Sen. Norm Coleman said he appreciates plans to return troop levels to 130,000 but that he wants a longer-term vision other than suggestions that Petraeus and Crocker return to Capitol Hill in mid-March to give another assessment.
“Americans want to see light at the end of the tunnel,” said Coleman, R-Minn.
Crocker: Stakes are high
Echoing testimony given to the House on Monday, Petraeus and Crocker acknowledged that Iraq remains largely dysfunctional but said violence had decreased since the influx of added U.S. troops.
Crocker said he believed Iraq had “almost completely unraveled” in late 2006 and early 2007. The increased security, if given more time, could pave the way for political reconciliation, he said.
The ambassador said he fears that announcing troop withdrawals, as Democrats want, would focus Iraqi attention on “building the walls, stocking ammunition and getting ready for a big nasty street fight” rather than working toward reconciliation.
“I do believe that Iraq’s leaders have the will to tackle the country’s pressing problems, although it will take longer than we initially anticipated because of the environment and the gravity of the issue,” Crocker said.
The stakes are high, he added.
“An Iraq that falls into chaos or civil war will mean massive human suffering — well beyond what has already occurred within Iraq’s borders,” Crocker said.
Does war make U.S. safer?
The House hearing fell on the anniversary of the Sept. 11, 2001, terrorist attacks.
In an unusual admission, Petraeus said he was not sure whether his proposal on Iraq would make America safer.
A visibly heated Sen.
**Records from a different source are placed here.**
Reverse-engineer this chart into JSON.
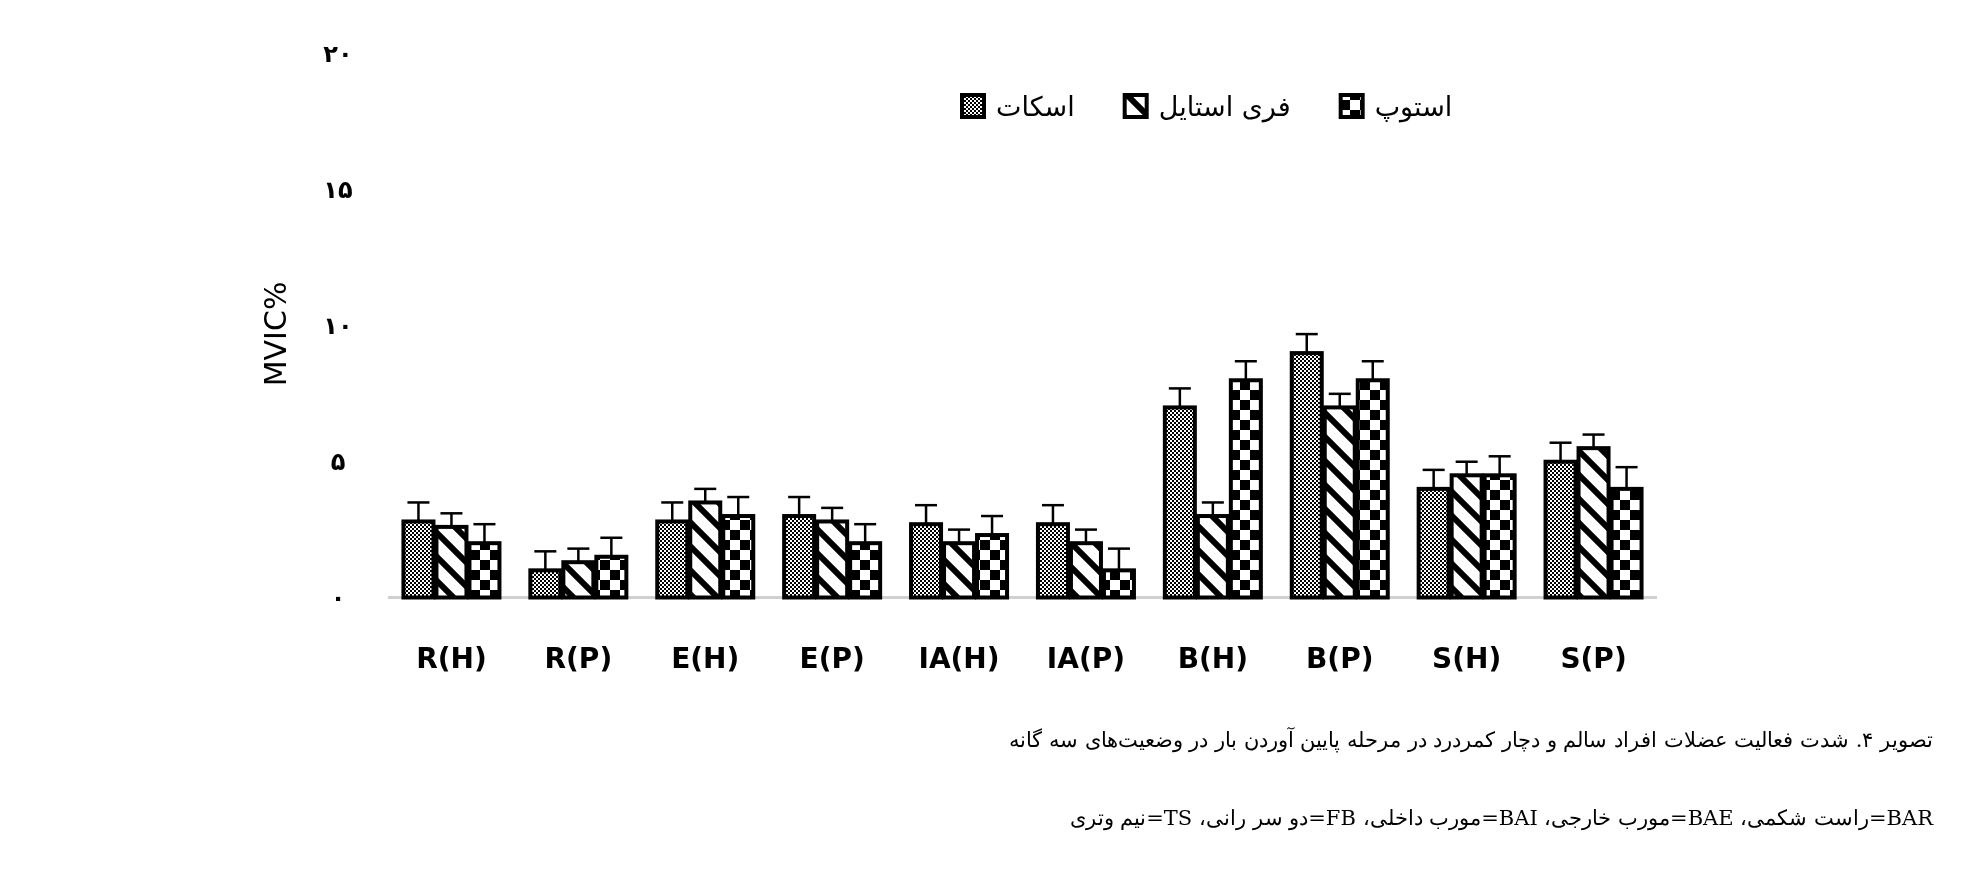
{
  "chart_data": {
    "type": "bar",
    "categories": [
      "R(H)",
      "R(P)",
      "E(H)",
      "E(P)",
      "IA(H)",
      "IA(P)",
      "B(H)",
      "B(P)",
      "S(H)",
      "S(P)"
    ],
    "series": [
      {
        "name": "اسکات",
        "color": "#000000",
        "values": [
          2.8,
          1.0,
          2.8,
          3.0,
          2.7,
          2.7,
          7.0,
          9.0,
          4.0,
          5.0
        ],
        "errors": [
          [
            2.8,
            3.5
          ],
          [
            1.0,
            1.7
          ],
          [
            2.8,
            3.5
          ],
          [
            3.0,
            3.7
          ],
          [
            2.7,
            3.4
          ],
          [
            2.7,
            3.4
          ],
          [
            7.0,
            7.7
          ],
          [
            9.0,
            9.7
          ],
          [
            4.0,
            4.7
          ],
          [
            5.0,
            5.7
          ]
        ]
      },
      {
        "name": "فری استایل",
        "color": "#000000",
        "values": [
          2.6,
          1.3,
          3.5,
          2.8,
          2.0,
          2.0,
          3.0,
          7.0,
          4.5,
          5.5
        ],
        "errors": [
          [
            2.6,
            3.1
          ],
          [
            1.3,
            1.8
          ],
          [
            3.5,
            4.0
          ],
          [
            2.8,
            3.3
          ],
          [
            2.0,
            2.5
          ],
          [
            2.0,
            2.5
          ],
          [
            3.0,
            3.5
          ],
          [
            7.0,
            7.5
          ],
          [
            4.5,
            5.0
          ],
          [
            5.5,
            6.0
          ]
        ]
      },
      {
        "name": "استوپ",
        "color": "#000000",
        "values": [
          2.0,
          1.5,
          3.0,
          2.0,
          2.3,
          1.0,
          8.0,
          8.0,
          4.5,
          4.0
        ],
        "errors": [
          [
            2.0,
            2.7
          ],
          [
            1.5,
            2.2
          ],
          [
            3.0,
            3.7
          ],
          [
            2.0,
            2.7
          ],
          [
            2.3,
            3.0
          ],
          [
            1.0,
            1.8
          ],
          [
            8.0,
            8.7
          ],
          [
            8.0,
            8.7
          ],
          [
            4.5,
            5.2
          ],
          [
            4.0,
            4.8
          ]
        ]
      }
    ],
    "ylabel": "MVIC%",
    "ylim": [
      0,
      20
    ],
    "yticks": [
      {
        "value": 0,
        "label": "۰"
      },
      {
        "value": 5,
        "label": "۵"
      },
      {
        "value": 10,
        "label": "۱۰"
      },
      {
        "value": 15,
        "label": "۱۵"
      },
      {
        "value": 20,
        "label": "۲۰"
      }
    ],
    "legend": "top",
    "annotations": [
      "تصویر ۴. شدت فعالیت عضلات افراد سالم و دچار کمردرد در مرحله پایین آوردن بار در وضعیت‌های سه گانه",
      "BAR=راست شکمی، BAE=مورب خارجی، BAI=مورب داخلی، FB=دو سر رانی، TS=نیم وتری"
    ]
  }
}
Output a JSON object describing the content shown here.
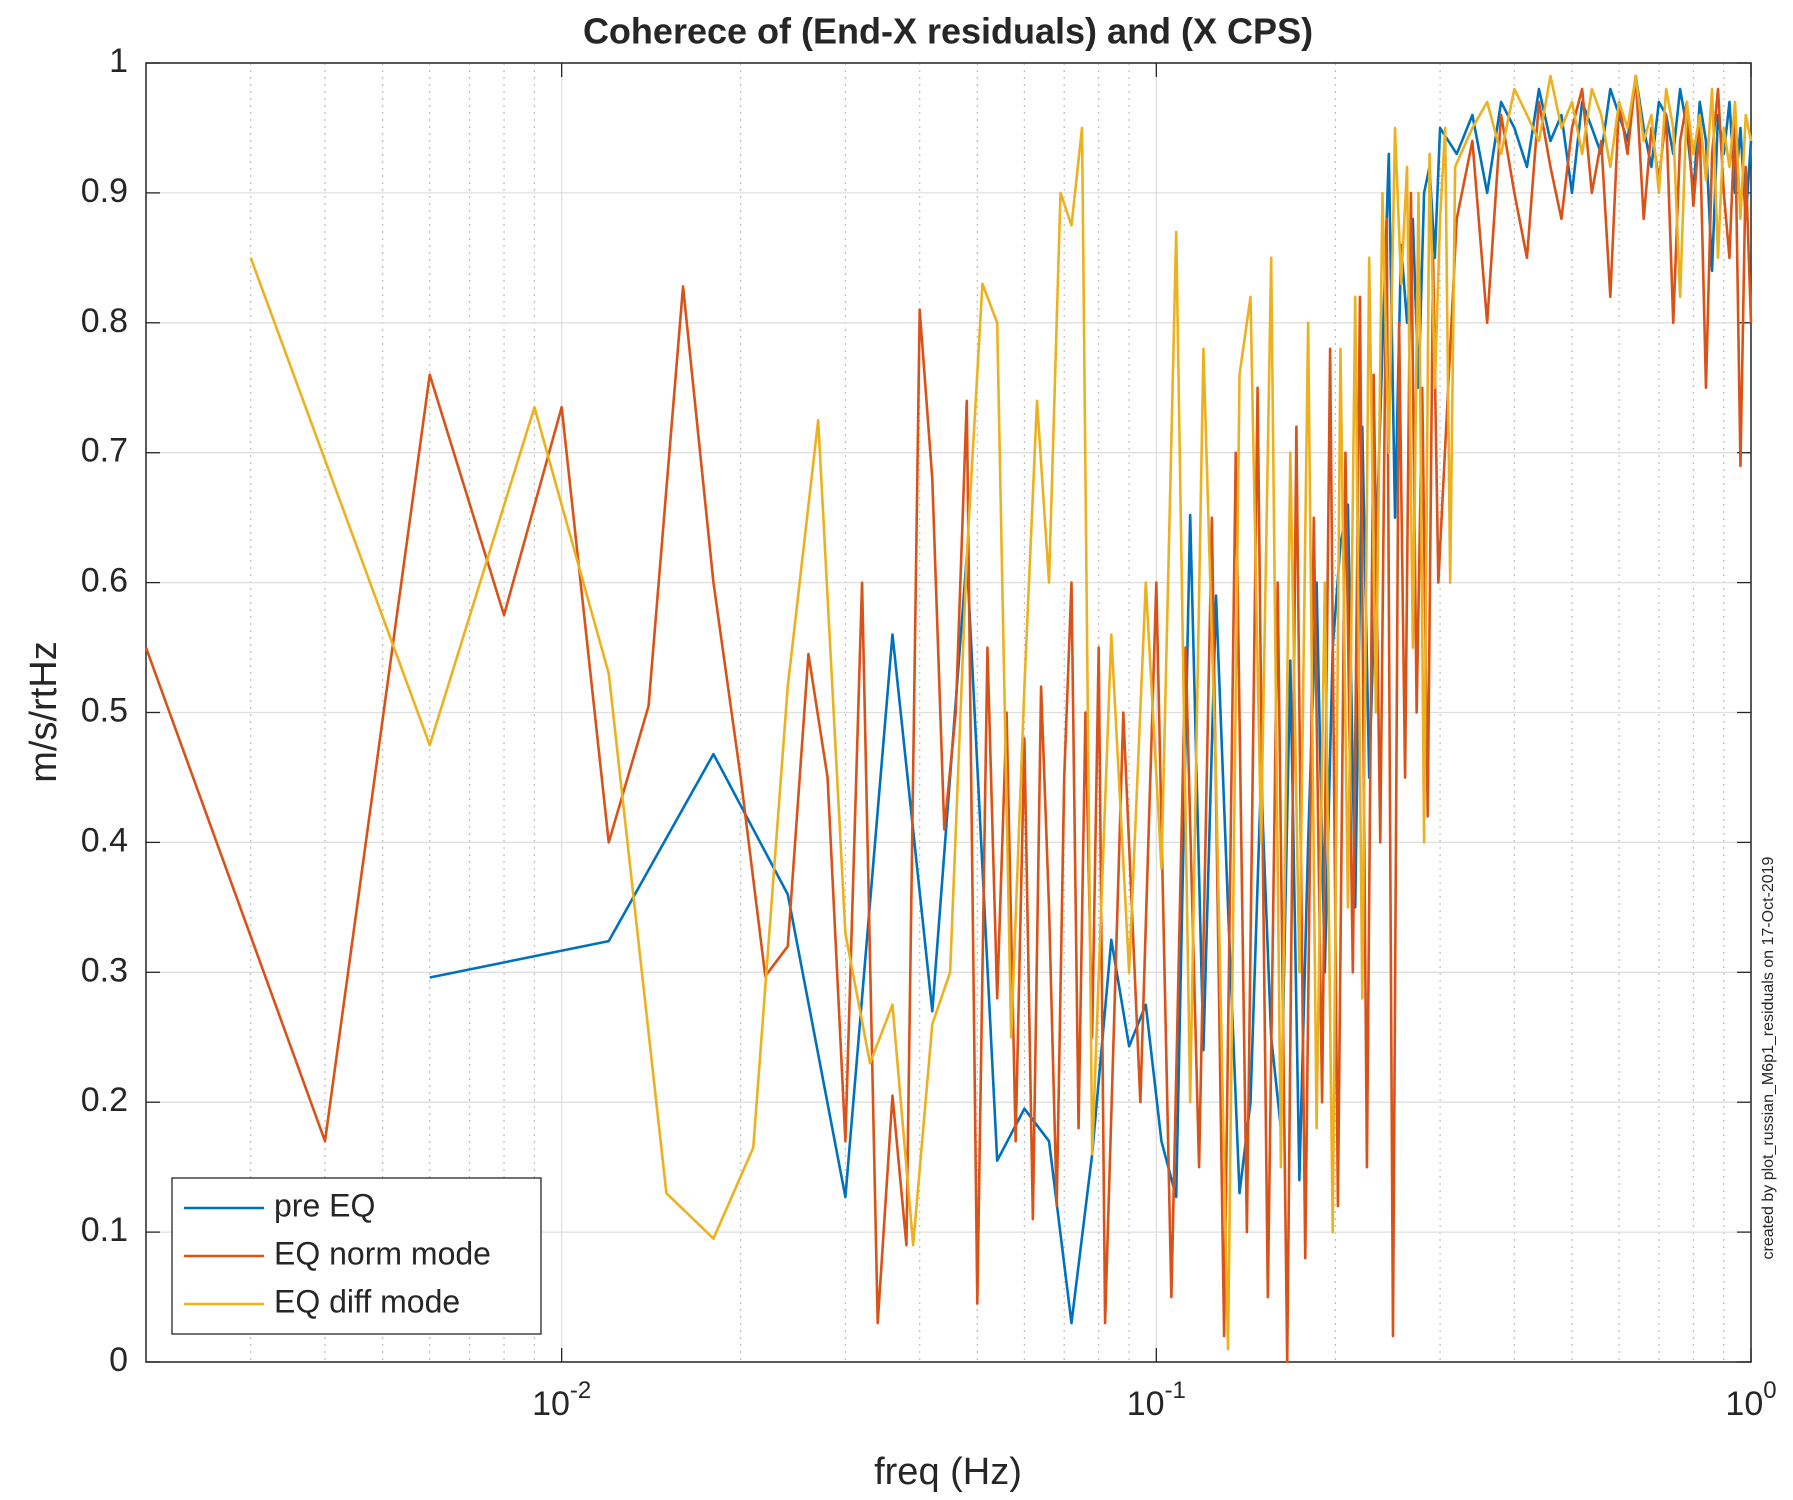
{
  "chart_data": {
    "type": "line",
    "title": "Coherece of (End-X residuals) and (X CPS)",
    "xlabel": "freq (Hz)",
    "ylabel": "m/s/rtHz",
    "annotation": "created by plot_russian_M6p1_residuals on 17-Oct-2019",
    "xscale": "log",
    "grid": true,
    "minor_grid": true,
    "legend_location": "southwest",
    "xlim": [
      0.002,
      1
    ],
    "ylim": [
      0,
      1
    ],
    "xticks": [
      {
        "value": 0.01,
        "label": "10^{-2}"
      },
      {
        "value": 0.1,
        "label": "10^{-1}"
      },
      {
        "value": 1,
        "label": "10^{0}"
      }
    ],
    "xminorticks": [
      0.002,
      0.003,
      0.004,
      0.005,
      0.006,
      0.007,
      0.008,
      0.009,
      0.02,
      0.03,
      0.04,
      0.05,
      0.06,
      0.07,
      0.08,
      0.09,
      0.2,
      0.3,
      0.4,
      0.5,
      0.6,
      0.7,
      0.8,
      0.9
    ],
    "yticks": [
      0,
      0.1,
      0.2,
      0.3,
      0.4,
      0.5,
      0.6,
      0.7,
      0.8,
      0.9,
      1
    ],
    "series": [
      {
        "name": "pre EQ",
        "color": "#0072BD",
        "x": [
          0.006,
          0.012,
          0.018,
          0.024,
          0.03,
          0.036,
          0.042,
          0.048,
          0.054,
          0.06,
          0.066,
          0.072,
          0.078,
          0.084,
          0.09,
          0.096,
          0.102,
          0.108,
          0.114,
          0.12,
          0.126,
          0.132,
          0.138,
          0.144,
          0.15,
          0.156,
          0.162,
          0.168,
          0.174,
          0.18,
          0.186,
          0.192,
          0.198,
          0.204,
          0.21,
          0.216,
          0.222,
          0.228,
          0.234,
          0.24,
          0.246,
          0.252,
          0.258,
          0.264,
          0.27,
          0.276,
          0.282,
          0.288,
          0.294,
          0.3,
          0.32,
          0.34,
          0.36,
          0.38,
          0.4,
          0.42,
          0.44,
          0.46,
          0.48,
          0.5,
          0.52,
          0.54,
          0.56,
          0.58,
          0.6,
          0.62,
          0.64,
          0.66,
          0.68,
          0.7,
          0.72,
          0.74,
          0.76,
          0.78,
          0.8,
          0.82,
          0.84,
          0.86,
          0.88,
          0.9,
          0.92,
          0.94,
          0.96,
          0.98,
          1.0
        ],
        "values": [
          0.296,
          0.324,
          0.468,
          0.36,
          0.127,
          0.56,
          0.27,
          0.62,
          0.155,
          0.195,
          0.17,
          0.03,
          0.16,
          0.325,
          0.243,
          0.275,
          0.17,
          0.127,
          0.652,
          0.24,
          0.59,
          0.35,
          0.13,
          0.2,
          0.45,
          0.25,
          0.18,
          0.54,
          0.14,
          0.4,
          0.6,
          0.3,
          0.55,
          0.63,
          0.66,
          0.35,
          0.72,
          0.45,
          0.62,
          0.78,
          0.93,
          0.65,
          0.86,
          0.8,
          0.88,
          0.75,
          0.9,
          0.92,
          0.85,
          0.95,
          0.93,
          0.96,
          0.9,
          0.97,
          0.95,
          0.92,
          0.98,
          0.94,
          0.96,
          0.9,
          0.97,
          0.95,
          0.93,
          0.98,
          0.96,
          0.94,
          0.99,
          0.95,
          0.92,
          0.97,
          0.96,
          0.93,
          0.98,
          0.95,
          0.9,
          0.97,
          0.94,
          0.84,
          0.96,
          0.93,
          0.97,
          0.9,
          0.95,
          0.88,
          0.94
        ]
      },
      {
        "name": "EQ norm mode",
        "color": "#D95319",
        "x": [
          0.002,
          0.004,
          0.006,
          0.008,
          0.01,
          0.012,
          0.014,
          0.016,
          0.018,
          0.02,
          0.022,
          0.024,
          0.026,
          0.028,
          0.03,
          0.032,
          0.034,
          0.036,
          0.038,
          0.04,
          0.042,
          0.044,
          0.046,
          0.048,
          0.05,
          0.052,
          0.054,
          0.056,
          0.058,
          0.06,
          0.062,
          0.064,
          0.066,
          0.068,
          0.07,
          0.072,
          0.074,
          0.076,
          0.078,
          0.08,
          0.082,
          0.088,
          0.094,
          0.1,
          0.106,
          0.112,
          0.118,
          0.124,
          0.13,
          0.136,
          0.142,
          0.148,
          0.154,
          0.16,
          0.166,
          0.172,
          0.178,
          0.184,
          0.19,
          0.196,
          0.202,
          0.208,
          0.214,
          0.22,
          0.226,
          0.232,
          0.238,
          0.244,
          0.25,
          0.256,
          0.262,
          0.268,
          0.274,
          0.28,
          0.286,
          0.292,
          0.298,
          0.32,
          0.34,
          0.36,
          0.38,
          0.4,
          0.42,
          0.44,
          0.46,
          0.48,
          0.5,
          0.52,
          0.54,
          0.56,
          0.58,
          0.6,
          0.62,
          0.64,
          0.66,
          0.68,
          0.7,
          0.72,
          0.74,
          0.76,
          0.78,
          0.8,
          0.82,
          0.84,
          0.86,
          0.88,
          0.9,
          0.92,
          0.94,
          0.96,
          0.98,
          1.0
        ],
        "values": [
          0.55,
          0.17,
          0.76,
          0.575,
          0.735,
          0.4,
          0.505,
          0.828,
          0.6,
          0.45,
          0.297,
          0.32,
          0.545,
          0.45,
          0.17,
          0.6,
          0.03,
          0.205,
          0.09,
          0.81,
          0.68,
          0.41,
          0.5,
          0.74,
          0.045,
          0.55,
          0.28,
          0.5,
          0.17,
          0.48,
          0.11,
          0.52,
          0.35,
          0.12,
          0.45,
          0.6,
          0.18,
          0.5,
          0.25,
          0.55,
          0.03,
          0.5,
          0.2,
          0.6,
          0.05,
          0.55,
          0.15,
          0.65,
          0.02,
          0.7,
          0.1,
          0.75,
          0.05,
          0.6,
          0.0,
          0.72,
          0.08,
          0.65,
          0.2,
          0.78,
          0.12,
          0.7,
          0.3,
          0.82,
          0.15,
          0.76,
          0.4,
          0.88,
          0.02,
          0.8,
          0.45,
          0.9,
          0.5,
          0.75,
          0.42,
          0.85,
          0.6,
          0.88,
          0.94,
          0.8,
          0.96,
          0.9,
          0.85,
          0.97,
          0.92,
          0.88,
          0.95,
          0.98,
          0.9,
          0.94,
          0.82,
          0.97,
          0.93,
          0.99,
          0.88,
          0.95,
          0.91,
          0.96,
          0.8,
          0.94,
          0.97,
          0.89,
          0.95,
          0.75,
          0.93,
          0.98,
          0.9,
          0.85,
          0.96,
          0.69,
          0.92,
          0.8
        ]
      },
      {
        "name": "EQ diff mode",
        "color": "#EDB120",
        "x": [
          0.003,
          0.006,
          0.009,
          0.012,
          0.015,
          0.018,
          0.021,
          0.024,
          0.027,
          0.03,
          0.033,
          0.036,
          0.039,
          0.042,
          0.045,
          0.048,
          0.051,
          0.054,
          0.057,
          0.06,
          0.063,
          0.066,
          0.069,
          0.072,
          0.075,
          0.078,
          0.084,
          0.09,
          0.096,
          0.102,
          0.108,
          0.114,
          0.12,
          0.126,
          0.132,
          0.138,
          0.144,
          0.15,
          0.156,
          0.162,
          0.168,
          0.174,
          0.18,
          0.186,
          0.192,
          0.198,
          0.204,
          0.21,
          0.216,
          0.222,
          0.228,
          0.234,
          0.24,
          0.246,
          0.252,
          0.258,
          0.264,
          0.27,
          0.276,
          0.282,
          0.288,
          0.294,
          0.3,
          0.306,
          0.312,
          0.318,
          0.34,
          0.36,
          0.38,
          0.4,
          0.42,
          0.44,
          0.46,
          0.48,
          0.5,
          0.52,
          0.54,
          0.56,
          0.58,
          0.6,
          0.62,
          0.64,
          0.66,
          0.68,
          0.7,
          0.72,
          0.74,
          0.76,
          0.78,
          0.8,
          0.82,
          0.84,
          0.86,
          0.88,
          0.9,
          0.92,
          0.94,
          0.96,
          0.98,
          1.0
        ],
        "values": [
          0.85,
          0.475,
          0.735,
          0.53,
          0.13,
          0.095,
          0.165,
          0.52,
          0.725,
          0.33,
          0.23,
          0.275,
          0.09,
          0.26,
          0.3,
          0.62,
          0.83,
          0.8,
          0.25,
          0.52,
          0.74,
          0.6,
          0.9,
          0.875,
          0.95,
          0.16,
          0.56,
          0.3,
          0.6,
          0.38,
          0.87,
          0.2,
          0.78,
          0.45,
          0.01,
          0.76,
          0.82,
          0.4,
          0.85,
          0.15,
          0.7,
          0.3,
          0.8,
          0.18,
          0.6,
          0.1,
          0.78,
          0.35,
          0.82,
          0.28,
          0.85,
          0.5,
          0.9,
          0.7,
          0.95,
          0.83,
          0.92,
          0.55,
          0.9,
          0.4,
          0.93,
          0.75,
          0.88,
          0.95,
          0.6,
          0.92,
          0.95,
          0.97,
          0.93,
          0.98,
          0.96,
          0.94,
          0.99,
          0.95,
          0.97,
          0.93,
          0.98,
          0.96,
          0.92,
          0.97,
          0.95,
          0.99,
          0.94,
          0.96,
          0.9,
          0.98,
          0.95,
          0.82,
          0.97,
          0.93,
          0.96,
          0.91,
          0.98,
          0.85,
          0.95,
          0.92,
          0.97,
          0.88,
          0.96,
          0.94
        ]
      }
    ]
  }
}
John Warner, R-Va., asked the question to which Petraeus said: “Sir, I don’t know, actually. I have not sat down and sorted that out in my mind. What I have focused on and riveted on is how to accomplish the mission of the multinational force Iraq.”
Warner said he hoped the general kept in mind the casualties that might result from his recommendation. He also said he did not think the U.S. strategy should rely on Baghdad’s political progress because it might not happen.